Let us define E_n by E_n = \{ x \,:\, |g(x)| \leq n\} then g1_{E_n} is bounded and so in L^q as \mu is finite. Then define a linear functional on L^p by K_n(f) = \mu(fg1_{E_n}) and another by \tilde{K}_n (f) = K(f1_{E_n}). Then if A is a measurable set we have K_n (1_A) = \tilde{K}_n (1_A), by linearity if h is a simple function then K_n(h) = \tilde{K}_n(h).

We showed in Assignment 4 that given a function f \in L^p, \epsilon >0 there exists a simple function h with \|f-h\|_p \leq \epsilon. Then we have that |K_n(f) - \tilde{K}_n(f)| \leq |K_n(f) - K_n(h)| + |\tilde{K}_n(f) - \tilde{K}_n (h)| \leq \|K\| \|f-h\|_p + \|g1_{E_n}\|_q \|f-h\|_p \leq (\|K\| + \|g\|_q) \epsilon.

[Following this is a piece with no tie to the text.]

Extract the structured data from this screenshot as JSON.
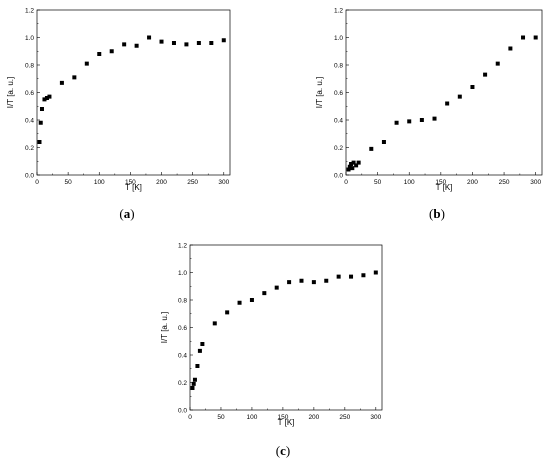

Since \epsilon is arbitrary this shows that K_n(f) = \tilde{K}_n(f). \tilde{K}_n(f) = K_{g1_{E_n}}(f) so by our isometry we have \|\tilde{K}_n\| = \|g1_{E_n}\|_q. We also have that \|\tilde{K}_n\| \leq \|K\| as \| \tilde{K}_n\| = \sup_{\|f\|_p =1} K_n(f) = \sup_{\|f\|_p = 1} K(f1_{E_n}) \leq \sup_{\|f\|_p=1} K(f) = \|K\|. Therefore \|g1_{E_n}\|_q \leq \|K\| therefore \|g1_{E_n}\|_p^p = \int |g|^p 1_{E_n} \mu(\mathrm{d}x) and then by monotone convergence we get that \|g\|_q = \lim_n \|g 1_{E_n}\|_q \leq \|K\|. Therefore, g \in L^q. Then by exactly the same argument with which we showed K_n = \tilde{K}_n we have that K = K_g. This concludes the proof in the finite case.

Extending to the sigma finite case works very similarly to previous results.